Desmistificando o deserto
Precisamos desmistificar o tempo que Israel passou no deserto, como se fosse um tempo de “preparação para a benção” (que crente nunca ouviu isso?), porque não foi para esse propósito que Israel peregrinou quarenta anos no deserto.
Deus libertou Israel do cativeiro do Egito, fez uma pausa de cerca de um ano em Horebe, para dar-lhes os dez mandamentos e organiza-lós como nação, e então prontamente os conduziu para a terra prometida. Moisés lhes disse: “Vejam, o Senhor, o seu Deus, põe diante de vocês esta terra. Subam e tomem posse dela.”
Em vez de fazerem o que Deus mandou, eles quiseram, antes, enviar espias. No livro de Números, a ideia parece ter partido de Deus: O Senhor disse a Moisés: “Envie alguns homens para explorar a terra de Canaã, que eu estou dando aos israelitas.” Todavia, no livro de Deuteronômio, Moisés escreveu: “Então todos vocês vieram a mim e disseram: ‘Vamos enviar alguns homens à nossa frente para que espiem a terra.”
Conciliando os relatos, os textos sugerem que a ideia partiu dos Israelitas e, posteriormente, Deus deu o seu aval e organizou a expedição. Não creio que o aval de Deus signifique aprovação, neste caso. Acho que foi o contrário, até porque Deus os condenou a vagarem pelo deserto um ano para cada dia que observaram a terra.
Isto porque, como sabemos, diante do relatório negativo dos espias, eles se recusaram a tomar posse da terra. Como resultado, o Senhor os condenou a morrer no deserto: “Nenhum de vocês entrará na terra que, com a mão levantada, jurei dar‑lhes para a sua habitação [exceto Calebe e Josué]”.
Mas o Senhor não tinha prometido ao próprio Abraão dar a terra aos seus descendentes? Sim, mas havia outras formas de cumprir a promessa, excluindo aquela geração. Deus disse aos hebreus: “Quanto aos seus filhos […]eu os farei entrar para desfrutarem a terra que vocês rejeitaram.” Era isso. Os israelitas tinha rejeitado a terra por medo e incredulidade. Como resultado, eles vagariam no deserto até que o último deles morressem.
Deste modo, o deserto teve dois objetivos principais: primeiro, permitir a morte de todos os israelitas que saíram do Egito com mais de vinte anos; e, segundo, permitir o crescimento de todos os que saíram do Egito com menos de vinte anos.

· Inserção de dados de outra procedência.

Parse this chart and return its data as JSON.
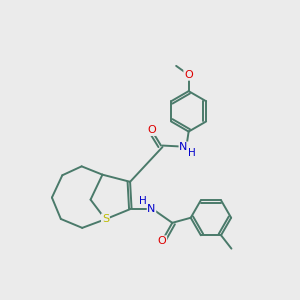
{
  "bg": "#ebebeb",
  "bc": "#4a7a6a",
  "ac_O": "#dd0000",
  "ac_N": "#0000cc",
  "ac_S": "#bbbb00",
  "ac_C": "#4a7a6a",
  "fs": 8.0,
  "lw": 1.4,
  "dbl": 0.1,
  "r_ring": 0.68,
  "xlim": [
    0,
    10
  ],
  "ylim": [
    0,
    10
  ]
}
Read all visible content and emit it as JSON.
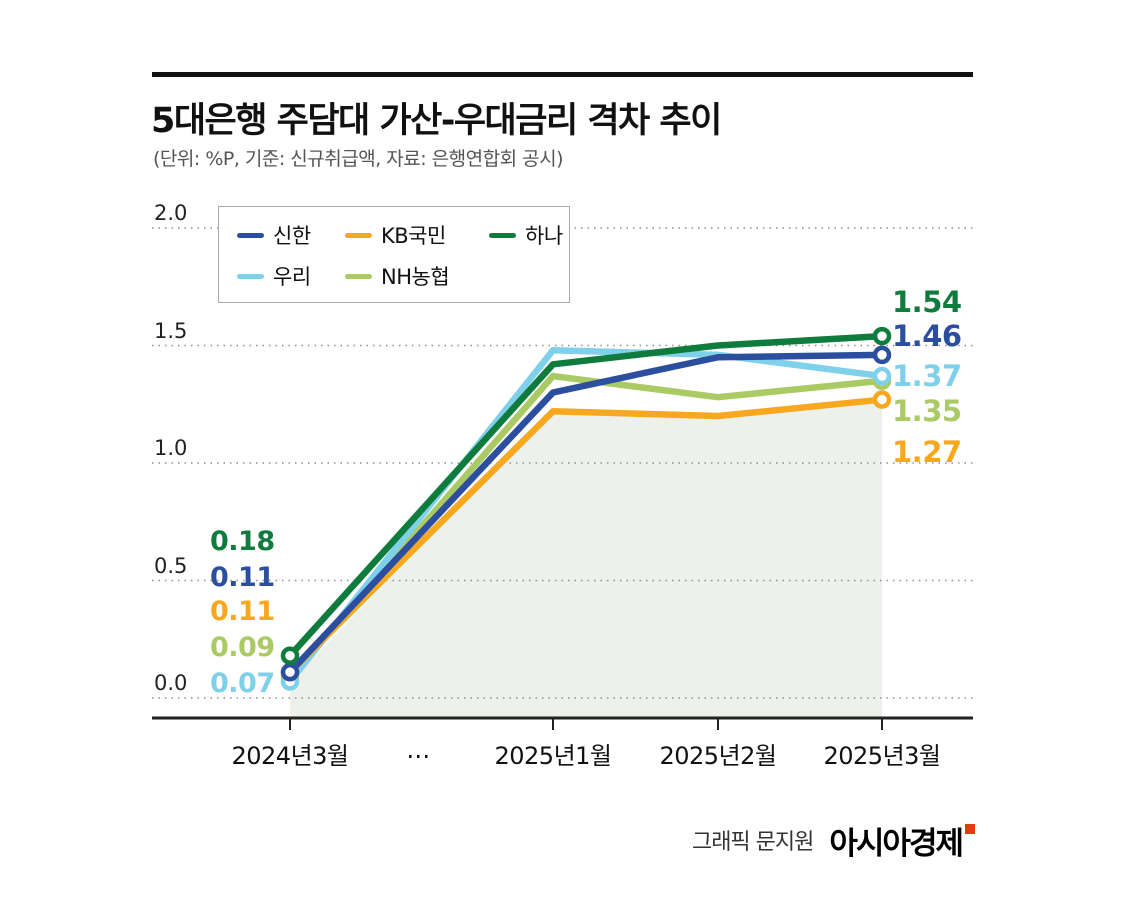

Repare que os que saíram do Egito com vinte anos morreram cedo, por volta dos sessenta anos. De igual modo, repare que não entrou ninguém com mais de sessenta anos na terra prometida, com exceção de Josué e Calebe. O mais interessante disso tudo é que, enquanto os israelitas estavam morrendo aos sessenta, Calebe, aos oitenta anos, ainda tinha o vigor dos quarenta.
Era justo que fosse assim, uma vez que ele teve que esperar quarenta anos, por um erro dos outros. Essa era outra característica daquele deserto. O Senhor dissera à nação: “Os seus filhos serão pastores no deserto durante quarenta anos, sofrendo pela infidelidade de vocês”. As consequências do pecado deles afetaram Josué, Calebe e todos os seus filhos, obrigando-os a esperar por quarenta anos no deserto.
Isto nos mostra que o deserto não era para Josué, não era para Calebe e não era para nenhuma daquelas crianças e jovens. É claro que Deus usou o deserto para forjar aquela nova geração, mas isso foi como fazer do limão uma limonada. Mais do que um tempo de preparação, o deserto foi um tempo de juízo e condenação.
Acima de tudo, o deserto foi um castigo pela falta de fé e, consequentemente, pela desobediência de uma nação. Foi, também, o resultado de uma escolha, porque foram eles que, por medo, escolheram ficar no deserto, em vez de tomarem posse da terra. Por essa razão, o deserto não é algo a ser romantizado. Não é algo a ser tornado regra, como se antes de toda terra prometida, nos aguardasse um deserto da preparação.